In Saskatchewan, Todd Lewis is dealing with the opposite problem. The area south of Regina where he farms has been struggling with some of the driest months on record.
Lewis uses a service that sets up personalized weather stations to better manage the grains and pulses on his family farm. At roughly 4,500 hectares, the operation is part of an overall trend that saw the average farm size increase almost 13 per cent between 2006 and 2016.
He said field-level information helps him make decisions around harvest time, like whether to keep working a few extra hours before an oncoming rainfall or assessing if weaker crops were caused by parched soil.
He said he has noticed improvements in both the short- and long-term forecasts _ even if he doesn’t like what they predict.

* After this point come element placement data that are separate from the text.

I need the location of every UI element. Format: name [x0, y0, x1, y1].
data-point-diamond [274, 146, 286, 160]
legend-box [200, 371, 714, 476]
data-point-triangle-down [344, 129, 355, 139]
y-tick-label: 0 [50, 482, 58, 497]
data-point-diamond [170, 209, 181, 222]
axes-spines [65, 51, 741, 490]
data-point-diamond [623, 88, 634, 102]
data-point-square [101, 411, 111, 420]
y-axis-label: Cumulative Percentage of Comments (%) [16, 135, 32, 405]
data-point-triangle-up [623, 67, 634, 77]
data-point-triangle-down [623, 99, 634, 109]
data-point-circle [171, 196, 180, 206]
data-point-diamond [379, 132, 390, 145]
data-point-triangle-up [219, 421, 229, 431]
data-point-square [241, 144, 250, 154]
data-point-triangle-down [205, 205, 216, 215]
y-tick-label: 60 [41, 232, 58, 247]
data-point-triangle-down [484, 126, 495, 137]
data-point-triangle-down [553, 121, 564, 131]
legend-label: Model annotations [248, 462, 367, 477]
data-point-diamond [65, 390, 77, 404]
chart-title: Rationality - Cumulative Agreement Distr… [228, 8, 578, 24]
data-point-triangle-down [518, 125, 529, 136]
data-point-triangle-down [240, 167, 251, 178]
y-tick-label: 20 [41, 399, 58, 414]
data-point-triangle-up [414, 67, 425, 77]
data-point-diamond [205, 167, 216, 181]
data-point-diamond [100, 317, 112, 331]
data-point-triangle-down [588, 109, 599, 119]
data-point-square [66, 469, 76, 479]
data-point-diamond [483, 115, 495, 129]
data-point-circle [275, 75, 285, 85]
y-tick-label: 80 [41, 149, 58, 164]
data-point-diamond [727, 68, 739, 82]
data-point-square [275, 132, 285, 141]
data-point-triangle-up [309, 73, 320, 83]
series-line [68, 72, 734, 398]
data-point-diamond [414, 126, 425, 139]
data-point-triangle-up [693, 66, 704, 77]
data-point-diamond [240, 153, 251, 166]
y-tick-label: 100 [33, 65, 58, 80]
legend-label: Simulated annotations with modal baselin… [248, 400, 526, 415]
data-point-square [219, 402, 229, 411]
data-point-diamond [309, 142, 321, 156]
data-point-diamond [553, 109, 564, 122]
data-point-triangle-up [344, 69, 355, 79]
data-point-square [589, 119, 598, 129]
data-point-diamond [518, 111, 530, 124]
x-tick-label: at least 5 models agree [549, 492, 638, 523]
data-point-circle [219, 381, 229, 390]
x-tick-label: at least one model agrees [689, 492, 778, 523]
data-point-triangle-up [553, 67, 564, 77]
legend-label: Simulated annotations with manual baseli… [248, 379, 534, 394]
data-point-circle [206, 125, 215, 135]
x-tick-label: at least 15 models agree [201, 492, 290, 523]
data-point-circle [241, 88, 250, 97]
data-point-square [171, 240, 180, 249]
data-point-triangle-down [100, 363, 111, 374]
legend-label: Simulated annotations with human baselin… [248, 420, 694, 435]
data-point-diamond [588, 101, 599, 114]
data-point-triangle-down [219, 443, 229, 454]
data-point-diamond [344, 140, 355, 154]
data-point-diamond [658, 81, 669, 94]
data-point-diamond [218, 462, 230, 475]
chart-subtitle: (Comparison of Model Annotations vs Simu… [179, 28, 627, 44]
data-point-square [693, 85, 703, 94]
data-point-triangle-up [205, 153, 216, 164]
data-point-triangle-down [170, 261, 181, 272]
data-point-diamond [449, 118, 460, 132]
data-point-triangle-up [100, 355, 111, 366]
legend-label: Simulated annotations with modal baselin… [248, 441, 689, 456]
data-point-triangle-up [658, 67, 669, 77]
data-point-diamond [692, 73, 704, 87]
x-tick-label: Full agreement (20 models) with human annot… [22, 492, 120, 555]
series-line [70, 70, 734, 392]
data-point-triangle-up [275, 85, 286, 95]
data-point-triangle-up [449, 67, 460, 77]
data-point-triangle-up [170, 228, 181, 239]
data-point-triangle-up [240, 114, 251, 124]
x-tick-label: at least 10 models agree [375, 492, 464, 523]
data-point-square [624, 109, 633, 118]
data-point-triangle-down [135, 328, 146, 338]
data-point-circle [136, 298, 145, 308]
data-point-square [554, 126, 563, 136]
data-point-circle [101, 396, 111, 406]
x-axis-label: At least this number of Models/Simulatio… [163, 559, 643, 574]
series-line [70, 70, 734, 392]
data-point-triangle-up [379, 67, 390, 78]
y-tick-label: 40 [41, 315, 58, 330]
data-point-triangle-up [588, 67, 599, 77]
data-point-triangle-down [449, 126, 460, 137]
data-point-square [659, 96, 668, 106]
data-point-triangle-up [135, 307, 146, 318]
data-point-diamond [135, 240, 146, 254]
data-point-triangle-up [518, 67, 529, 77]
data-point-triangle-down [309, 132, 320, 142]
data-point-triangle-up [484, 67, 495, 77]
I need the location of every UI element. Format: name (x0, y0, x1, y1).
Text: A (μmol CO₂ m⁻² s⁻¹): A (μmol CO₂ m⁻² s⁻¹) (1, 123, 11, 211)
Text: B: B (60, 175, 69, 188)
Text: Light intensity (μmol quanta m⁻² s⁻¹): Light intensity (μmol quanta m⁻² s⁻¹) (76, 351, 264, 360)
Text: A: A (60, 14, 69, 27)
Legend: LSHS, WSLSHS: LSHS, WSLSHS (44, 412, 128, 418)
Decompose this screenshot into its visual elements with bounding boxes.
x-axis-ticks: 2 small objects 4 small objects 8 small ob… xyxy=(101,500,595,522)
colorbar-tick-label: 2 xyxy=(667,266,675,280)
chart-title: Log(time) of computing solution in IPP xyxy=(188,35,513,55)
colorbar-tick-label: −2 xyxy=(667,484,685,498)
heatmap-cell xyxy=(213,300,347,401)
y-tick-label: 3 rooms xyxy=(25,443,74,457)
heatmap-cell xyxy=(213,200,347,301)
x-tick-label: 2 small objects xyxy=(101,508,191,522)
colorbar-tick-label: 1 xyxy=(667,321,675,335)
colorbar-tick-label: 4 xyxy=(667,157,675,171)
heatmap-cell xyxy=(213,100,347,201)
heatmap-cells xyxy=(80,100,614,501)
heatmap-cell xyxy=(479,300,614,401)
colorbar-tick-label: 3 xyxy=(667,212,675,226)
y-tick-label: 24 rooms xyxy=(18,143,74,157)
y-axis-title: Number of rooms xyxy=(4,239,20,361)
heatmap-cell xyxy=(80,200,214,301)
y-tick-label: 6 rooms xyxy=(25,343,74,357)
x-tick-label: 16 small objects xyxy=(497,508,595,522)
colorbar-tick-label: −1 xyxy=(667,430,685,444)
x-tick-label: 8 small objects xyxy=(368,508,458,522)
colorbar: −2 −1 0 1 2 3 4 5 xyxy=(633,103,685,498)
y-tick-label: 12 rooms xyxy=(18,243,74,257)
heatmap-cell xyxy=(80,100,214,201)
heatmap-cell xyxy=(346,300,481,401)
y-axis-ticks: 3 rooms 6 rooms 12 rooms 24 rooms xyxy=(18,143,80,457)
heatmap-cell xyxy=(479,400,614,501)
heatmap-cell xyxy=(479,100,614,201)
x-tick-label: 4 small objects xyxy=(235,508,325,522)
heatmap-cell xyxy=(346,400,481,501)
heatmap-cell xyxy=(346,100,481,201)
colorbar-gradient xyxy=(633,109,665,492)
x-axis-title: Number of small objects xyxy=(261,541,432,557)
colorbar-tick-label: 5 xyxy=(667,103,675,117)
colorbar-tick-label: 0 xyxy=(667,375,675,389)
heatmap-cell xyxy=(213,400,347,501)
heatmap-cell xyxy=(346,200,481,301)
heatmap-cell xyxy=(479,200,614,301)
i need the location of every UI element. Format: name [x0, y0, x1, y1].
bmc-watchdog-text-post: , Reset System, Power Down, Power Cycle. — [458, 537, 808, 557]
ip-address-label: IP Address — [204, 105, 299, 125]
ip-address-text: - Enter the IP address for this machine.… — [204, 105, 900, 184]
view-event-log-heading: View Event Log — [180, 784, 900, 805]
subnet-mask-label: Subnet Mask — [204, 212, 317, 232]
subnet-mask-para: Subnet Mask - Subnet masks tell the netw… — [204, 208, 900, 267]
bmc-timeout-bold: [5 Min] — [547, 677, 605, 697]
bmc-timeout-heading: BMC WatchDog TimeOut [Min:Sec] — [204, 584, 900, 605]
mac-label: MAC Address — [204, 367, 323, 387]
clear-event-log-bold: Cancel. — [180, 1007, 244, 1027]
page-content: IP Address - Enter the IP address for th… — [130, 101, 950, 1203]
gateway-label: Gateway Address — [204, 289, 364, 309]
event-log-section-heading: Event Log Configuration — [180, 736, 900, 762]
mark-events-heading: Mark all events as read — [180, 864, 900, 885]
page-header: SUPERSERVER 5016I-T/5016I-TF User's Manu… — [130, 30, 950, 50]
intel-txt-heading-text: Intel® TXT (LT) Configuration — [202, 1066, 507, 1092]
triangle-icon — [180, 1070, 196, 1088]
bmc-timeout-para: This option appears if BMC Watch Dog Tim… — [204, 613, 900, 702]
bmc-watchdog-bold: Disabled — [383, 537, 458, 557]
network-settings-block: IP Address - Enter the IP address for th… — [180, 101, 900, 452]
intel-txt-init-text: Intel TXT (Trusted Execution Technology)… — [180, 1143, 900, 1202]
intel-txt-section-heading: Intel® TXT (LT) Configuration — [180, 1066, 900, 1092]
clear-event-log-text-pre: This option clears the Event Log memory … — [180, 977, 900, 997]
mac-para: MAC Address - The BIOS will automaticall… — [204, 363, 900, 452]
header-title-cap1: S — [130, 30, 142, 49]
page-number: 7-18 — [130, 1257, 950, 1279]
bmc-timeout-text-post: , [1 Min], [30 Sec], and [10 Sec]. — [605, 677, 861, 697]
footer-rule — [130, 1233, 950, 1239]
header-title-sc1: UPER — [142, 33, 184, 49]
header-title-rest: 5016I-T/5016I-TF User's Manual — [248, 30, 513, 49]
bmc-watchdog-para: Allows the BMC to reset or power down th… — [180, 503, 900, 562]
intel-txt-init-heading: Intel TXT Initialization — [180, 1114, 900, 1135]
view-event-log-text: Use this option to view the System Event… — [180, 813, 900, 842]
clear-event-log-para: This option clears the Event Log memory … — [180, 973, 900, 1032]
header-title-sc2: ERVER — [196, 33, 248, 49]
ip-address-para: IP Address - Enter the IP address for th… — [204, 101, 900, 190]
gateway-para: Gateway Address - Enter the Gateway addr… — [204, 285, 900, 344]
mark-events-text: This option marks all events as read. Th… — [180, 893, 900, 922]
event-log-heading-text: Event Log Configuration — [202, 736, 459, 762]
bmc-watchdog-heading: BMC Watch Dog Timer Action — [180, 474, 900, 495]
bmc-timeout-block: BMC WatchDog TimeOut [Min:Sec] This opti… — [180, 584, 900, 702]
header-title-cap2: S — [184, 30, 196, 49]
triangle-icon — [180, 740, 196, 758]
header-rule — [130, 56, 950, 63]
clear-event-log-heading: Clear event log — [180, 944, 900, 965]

“The long-range forecasting, unfortunately this year they’ve been kind of correct,” he said.
“They predicted dry and it’s been dry. So sometimes you wish they were wrong.”
Despite the better data, Lewis said there is still a degree of uncertainty when it comes to knowing what Mother Nature will bring.
“Anything outside of a week, you’re going to be pretty skeptical about it.”
Precision agriculture companies are, however, hoping to reduce that gap with the reams of information they’re collecting.
“I think every farmer, at the top of their wish list, would be better seasonal forecasts so they can know what to expect,” said Andy Nadler, product manager at Farmers Edge.
The company, along with Canadian competitors like Weather Innovations Consulting and a growing field of international rivals, are trying to use new ways to crunch data to help guide farmers.
Nadler said Farmers Edge is learning from the more than 3,000 weather stations it has installed since starting to offer them about three years ago. It charges about $2 an acre (0.4 hectares) for its data management service.
Farmers shouldn’t expect any breakthrough, however, on long-term weather forecasting, said Drew Lerner, president of Kansas-based World Weather Inc. and a practising meteorologist for 38 years.
“Long-range forecasting is an art, and it is a very risky thing to do,” said Lerner. “It really does come down to a great deal of prayer.
“There’s too much going on, too much chaos in the atmosphere … it is not a solvable equation. All we can do is get better at estimating.”